Kristin Murphy, Deseret News

OREM — An Orem police officer who shot a passenger in a truck that he claimed tried to run him over, will not face criminal charges.

The Utah County Attorney’s Office on Thursday announced that after reviewing the May shooting, “including watching the (body camera) video, it is clear that the officer complied with the laws that govern the use of force. The Utah County Attorney’s Office will not seek criminal charges against the officer in this matter.”

The May 8 shooting originally garnered controversy when the victim’s family claimed that Orem police weren’t acknowledging that they had shot someone.

On that day, Julia Jones, 24, of Orem, was the passenger in a pickup truck being driven by Samantha Bencomo, 28, of Nephi.
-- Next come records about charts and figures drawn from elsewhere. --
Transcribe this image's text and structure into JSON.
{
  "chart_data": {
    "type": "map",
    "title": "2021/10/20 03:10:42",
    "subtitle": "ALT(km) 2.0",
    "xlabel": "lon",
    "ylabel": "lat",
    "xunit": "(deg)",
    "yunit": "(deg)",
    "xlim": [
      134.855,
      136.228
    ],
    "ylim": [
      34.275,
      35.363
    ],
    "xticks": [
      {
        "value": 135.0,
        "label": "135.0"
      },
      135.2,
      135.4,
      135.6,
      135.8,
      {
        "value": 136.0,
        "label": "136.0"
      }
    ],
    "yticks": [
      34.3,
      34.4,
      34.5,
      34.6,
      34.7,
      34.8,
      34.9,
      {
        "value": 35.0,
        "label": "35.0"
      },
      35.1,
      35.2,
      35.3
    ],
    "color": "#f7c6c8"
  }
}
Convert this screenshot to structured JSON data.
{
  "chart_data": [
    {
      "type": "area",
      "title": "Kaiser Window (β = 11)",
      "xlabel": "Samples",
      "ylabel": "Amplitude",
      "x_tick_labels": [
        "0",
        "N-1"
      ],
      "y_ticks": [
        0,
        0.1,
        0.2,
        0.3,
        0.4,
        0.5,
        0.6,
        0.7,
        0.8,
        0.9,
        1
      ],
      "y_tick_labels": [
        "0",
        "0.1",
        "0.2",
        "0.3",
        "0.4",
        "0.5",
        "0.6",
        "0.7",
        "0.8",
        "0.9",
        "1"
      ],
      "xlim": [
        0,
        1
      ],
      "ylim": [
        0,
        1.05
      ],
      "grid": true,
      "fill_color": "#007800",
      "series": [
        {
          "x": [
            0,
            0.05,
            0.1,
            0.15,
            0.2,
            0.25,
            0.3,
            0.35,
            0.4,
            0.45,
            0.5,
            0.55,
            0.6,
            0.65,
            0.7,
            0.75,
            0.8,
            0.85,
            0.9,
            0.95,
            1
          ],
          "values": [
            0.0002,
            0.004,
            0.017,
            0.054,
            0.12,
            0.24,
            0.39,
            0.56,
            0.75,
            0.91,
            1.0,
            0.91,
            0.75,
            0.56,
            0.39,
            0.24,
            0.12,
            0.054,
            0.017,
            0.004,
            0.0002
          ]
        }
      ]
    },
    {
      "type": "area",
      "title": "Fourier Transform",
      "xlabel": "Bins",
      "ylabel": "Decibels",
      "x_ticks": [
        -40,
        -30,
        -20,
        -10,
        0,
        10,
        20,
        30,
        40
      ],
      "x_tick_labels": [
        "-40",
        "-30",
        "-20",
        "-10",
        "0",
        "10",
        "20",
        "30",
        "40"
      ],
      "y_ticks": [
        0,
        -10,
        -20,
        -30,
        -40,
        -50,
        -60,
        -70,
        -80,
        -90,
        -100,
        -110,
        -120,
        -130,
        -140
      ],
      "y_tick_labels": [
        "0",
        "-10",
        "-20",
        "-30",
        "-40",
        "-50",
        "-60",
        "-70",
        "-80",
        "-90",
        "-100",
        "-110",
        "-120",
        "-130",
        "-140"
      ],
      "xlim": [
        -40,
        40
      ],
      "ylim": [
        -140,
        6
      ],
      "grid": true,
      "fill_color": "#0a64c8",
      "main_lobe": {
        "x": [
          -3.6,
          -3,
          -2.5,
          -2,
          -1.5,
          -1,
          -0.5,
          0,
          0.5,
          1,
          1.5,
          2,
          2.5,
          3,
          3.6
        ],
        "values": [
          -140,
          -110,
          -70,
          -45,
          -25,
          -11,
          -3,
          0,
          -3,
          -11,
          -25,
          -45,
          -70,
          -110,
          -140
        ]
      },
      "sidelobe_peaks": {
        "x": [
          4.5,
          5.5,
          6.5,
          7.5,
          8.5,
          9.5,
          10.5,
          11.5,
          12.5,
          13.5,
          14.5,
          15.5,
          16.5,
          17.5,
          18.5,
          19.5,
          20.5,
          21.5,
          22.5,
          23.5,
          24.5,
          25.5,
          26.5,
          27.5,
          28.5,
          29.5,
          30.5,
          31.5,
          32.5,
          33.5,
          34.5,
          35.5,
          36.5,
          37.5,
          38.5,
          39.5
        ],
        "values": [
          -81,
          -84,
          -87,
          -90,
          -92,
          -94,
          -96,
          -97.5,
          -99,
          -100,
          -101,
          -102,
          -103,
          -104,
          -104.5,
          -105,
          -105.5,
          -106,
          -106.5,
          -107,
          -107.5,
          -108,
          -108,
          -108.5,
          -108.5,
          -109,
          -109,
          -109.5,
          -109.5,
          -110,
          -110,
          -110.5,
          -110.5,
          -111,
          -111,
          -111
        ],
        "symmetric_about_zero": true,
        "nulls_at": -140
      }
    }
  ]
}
Police had been looking for the driver of the pickup for allegedly causing an earlier accident and fleeing from officers. 

The truck was spotted at the intersection of 800 North and 800 West, where Orem police officer Jordan Seely positioned his vehicle in front of the pickup so Bencomo could not go forward. The officer then got out of his car to confront the driver.

Bencomo reacted by making a gesture with her hand, as if waving the officer to come forward before the truck suddenly sped forward, according to police.

“The driver accelerated and made what appears to be a deliberate attempt to turn sharply into the officer in an attempt to hit the officer,” Orem Police Chief Gary Giles said in May as he narrated body camera video for the media.

Seely reacted by pulling out his gun and firing at least two rounds as he was hit by the fleeing pickup.

Seely was not knocked over despite being hit, and was able to get back into his patrol car and chase after the pickup truck, which he lost sight of, the chief said.

Jones was shot in the chin and taken to a local hospital in critical condition on May 8. But until that news conference on May 13, Orem police had not acknowledged that they had shot anyone.

Giles said it was unclear at that time whether Jones’ injuries were caused by the shooting or the crash that happened a short time later. Although a police officer reported that night that no one had been hospitalized, the chief said the officer believed he was being asked whether any police officers had been hospitalized.

Jones’ family felt police should have acknowledged right away that their loved one had been shot and injured.

Bencomo, who is charged with attempted aggravated murder, a first-degree felony, and assault on a police officer, a second-degree felony, is scheduled to be back in court on Aug. 5.

Jones, who was not charged in connection with the incident, was convicted in a separate drug possession case in March. She was sentenced on June 30 to 35 days in jail, which the court is allowing her to serve through home confinement, and two years of probation.